Cada intento de moverse era un latigazo de dolor. Algo en su carne, como el veneno de una abeja multiplicada por tres, le recordaba que estaba vivo, aunque esa certeza se hacía más insoportable con cada segundo que pasaba, como si la vida misma fuera una tortura que no cesaba. Antonio, reducido a una sombra de lo que fue, se arrastraba lentamente sobre la tierra, como un gusano arrastrándose bajo la pálida luz de la luna, incapaz de encontrar consuelo en el camino hacia su escape. Sus palabras, apenas audibles, eran juramentos susurrados al viento, que le respondía con un silencio absoluto, como si la misma noche lo despojara de todo, incluso de su voz.

"No tengo que morir aquí", repetía con un odio sordo, una rabia contenida que crecía con cada respiración.
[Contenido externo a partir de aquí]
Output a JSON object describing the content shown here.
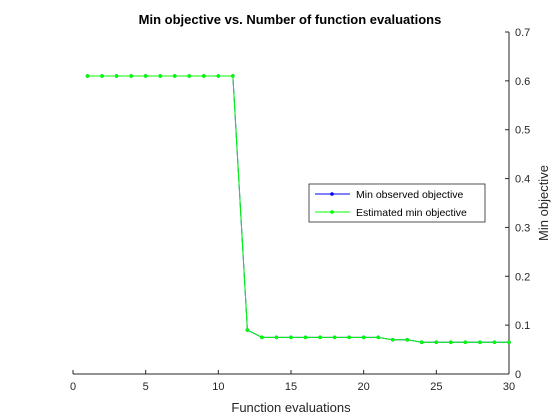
{
  "chart_data": {
    "type": "line",
    "title": "Min objective vs. Number of function evaluations",
    "xlabel": "Function evaluations",
    "ylabel": "Min objective",
    "xlim": [
      0,
      30
    ],
    "ylim": [
      0,
      0.7
    ],
    "x_ticks": [
      "0",
      "5",
      "10",
      "15",
      "20",
      "25",
      "30"
    ],
    "y_ticks": [
      "0",
      "0.1",
      "0.2",
      "0.3",
      "0.4",
      "0.5",
      "0.6",
      "0.7"
    ],
    "y_axis_side": "right",
    "grid": false,
    "legend_position": "right",
    "x": [
      1,
      2,
      3,
      4,
      5,
      6,
      7,
      8,
      9,
      10,
      11,
      12,
      13,
      14,
      15,
      16,
      17,
      18,
      19,
      20,
      21,
      22,
      23,
      24,
      25,
      26,
      27,
      28,
      29,
      30
    ],
    "series": [
      {
        "name": "Min observed objective",
        "color": "#0000ff",
        "values": [
          0.61,
          0.61,
          0.61,
          0.61,
          0.61,
          0.61,
          0.61,
          0.61,
          0.61,
          0.61,
          0.61,
          0.09,
          0.075,
          0.075,
          0.075,
          0.075,
          0.075,
          0.075,
          0.075,
          0.075,
          0.075,
          0.07,
          0.07,
          0.065,
          0.065,
          0.065,
          0.065,
          0.065,
          0.065,
          0.065
        ]
      },
      {
        "name": "Estimated min objective",
        "color": "#00ff00",
        "values": [
          0.61,
          0.61,
          0.61,
          0.61,
          0.61,
          0.61,
          0.61,
          0.61,
          0.61,
          0.61,
          0.61,
          0.09,
          0.075,
          0.075,
          0.075,
          0.075,
          0.075,
          0.075,
          0.075,
          0.075,
          0.075,
          0.07,
          0.07,
          0.065,
          0.065,
          0.065,
          0.065,
          0.065,
          0.065,
          0.065
        ]
      }
    ]
  }
}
Miraba hacia las estrellas, como si esperara que los dioses, esos que tan lejos parecían estar, le devolvieran lo que el destino le estaba arrebatando. La mirada fija, llena de furia, era un desafío contra la indiferencia del universo que lo observaba desde las alturas.
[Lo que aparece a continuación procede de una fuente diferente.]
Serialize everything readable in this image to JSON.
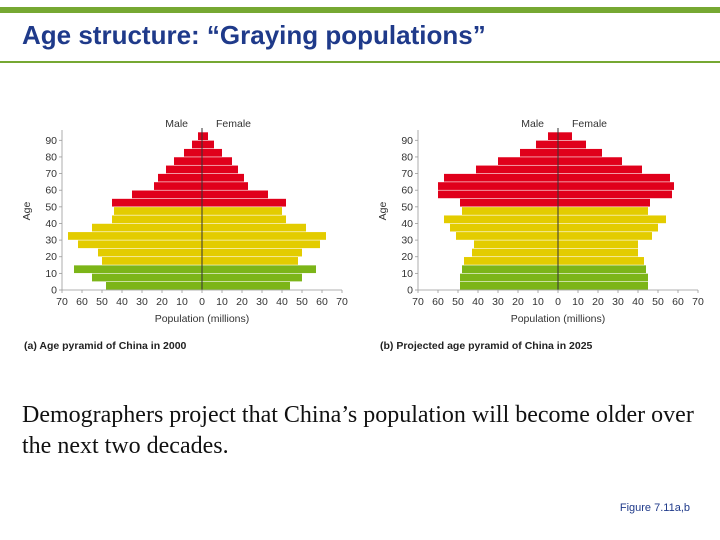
{
  "slide": {
    "title": "Age structure: “Graying populations”",
    "body": "Demographers project that China’s population will become older over the next two decades.",
    "figure_ref": "Figure 7.11a,b"
  },
  "colors": {
    "accent": "#76a832",
    "title": "#1f3a8a",
    "elderly": "#e0001b",
    "adult": "#e3cc00",
    "young": "#7cb518"
  },
  "chart_data": [
    {
      "type": "bar",
      "title": "(a) Age pyramid of China in 2000",
      "xlabel": "Population (millions)",
      "ylabel": "Age",
      "legend": {
        "male": "Male",
        "female": "Female"
      },
      "xlim": [
        -70,
        70
      ],
      "xticks": [
        "70",
        "60",
        "50",
        "40",
        "30",
        "20",
        "10",
        "0",
        "10",
        "20",
        "30",
        "40",
        "50",
        "60",
        "70"
      ],
      "yticks": [
        "0",
        "10",
        "20",
        "30",
        "40",
        "50",
        "60",
        "70",
        "80",
        "90"
      ],
      "age_groups": [
        "0-4",
        "5-9",
        "10-14",
        "15-19",
        "20-24",
        "25-29",
        "30-34",
        "35-39",
        "40-44",
        "45-49",
        "50-54",
        "55-59",
        "60-64",
        "65-69",
        "70-74",
        "75-79",
        "80-84",
        "85-89",
        "90+"
      ],
      "series": [
        {
          "name": "Male",
          "values": [
            48,
            55,
            64,
            50,
            52,
            62,
            67,
            55,
            45,
            44,
            45,
            35,
            24,
            22,
            18,
            14,
            9,
            5,
            2
          ]
        },
        {
          "name": "Female",
          "values": [
            44,
            50,
            57,
            48,
            50,
            59,
            62,
            52,
            42,
            40,
            42,
            33,
            23,
            21,
            18,
            15,
            10,
            6,
            3
          ]
        }
      ]
    },
    {
      "type": "bar",
      "title": "(b) Projected age pyramid of China in 2025",
      "xlabel": "Population (millions)",
      "ylabel": "Age",
      "legend": {
        "male": "Male",
        "female": "Female"
      },
      "xlim": [
        -70,
        70
      ],
      "xticks": [
        "70",
        "60",
        "50",
        "40",
        "30",
        "20",
        "10",
        "0",
        "10",
        "20",
        "30",
        "40",
        "50",
        "60",
        "70"
      ],
      "yticks": [
        "0",
        "10",
        "20",
        "30",
        "40",
        "50",
        "60",
        "70",
        "80",
        "90"
      ],
      "age_groups": [
        "0-4",
        "5-9",
        "10-14",
        "15-19",
        "20-24",
        "25-29",
        "30-34",
        "35-39",
        "40-44",
        "45-49",
        "50-54",
        "55-59",
        "60-64",
        "65-69",
        "70-74",
        "75-79",
        "80-84",
        "85-89",
        "90+"
      ],
      "series": [
        {
          "name": "Male",
          "values": [
            49,
            49,
            48,
            47,
            43,
            42,
            51,
            54,
            57,
            48,
            49,
            60,
            60,
            57,
            41,
            30,
            19,
            11,
            5
          ]
        },
        {
          "name": "Female",
          "values": [
            45,
            45,
            44,
            43,
            40,
            40,
            47,
            50,
            54,
            45,
            46,
            57,
            58,
            56,
            42,
            32,
            22,
            14,
            7
          ]
        }
      ]
    }
  ]
}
El dolor, ese líquido cálido que goteaba de su cuerpo, se enfriaba rápidamente, como si las horas mismas se deslizasen por su piel, llevándose consigo la poca energía que le quedaba. Dos impactos de bala, pensaba, dos disparos malditos que lo condenaban a morir en soledad. Uno en el brazo, otro en el muslo. Pero el peor de todos era el golpe en la cabeza, el que lo había tumbado al suelo como un árbol abatido por un rayo, dejándolo impotente. La inmovilidad era su condena, y el frío comenzaba a apoderarse de él, como si la misma noche se fuera cerrando sobre su cuerpo, una capa densa tejida por las manos invisibles de la muerte.

Cerró los ojos, abandonándose a la única compañía que le quedaba: sus recuerdos. En medio del dolor, la desesperación, y la creciente oscuridad, la nostalgia irrumpió en su mente como un bálsamo inesperado, un refugio momentáneo. Se vio de nuevo en la cálida mesa familiar, rodeado del amor de su madre y su hermana. El calor del hogar envolvía su cuerpo, el olor a comida recién servida le llenaba los sentidos, y las risas llenaban el aire, tan vivas que por un momento olvidó el horror de su realidad. Pero el frío, como una mano implacable, lo despertó de su ensoñación. Los ojos se le abrieron de nuevo, y la dura realidad lo golpeó con fuerza. El suelo bajo él estaba empapado de su sangre, y el destino, que ya había dictado su sentencia, lo había alcanzado, quitándole cualquier esperanza de escape.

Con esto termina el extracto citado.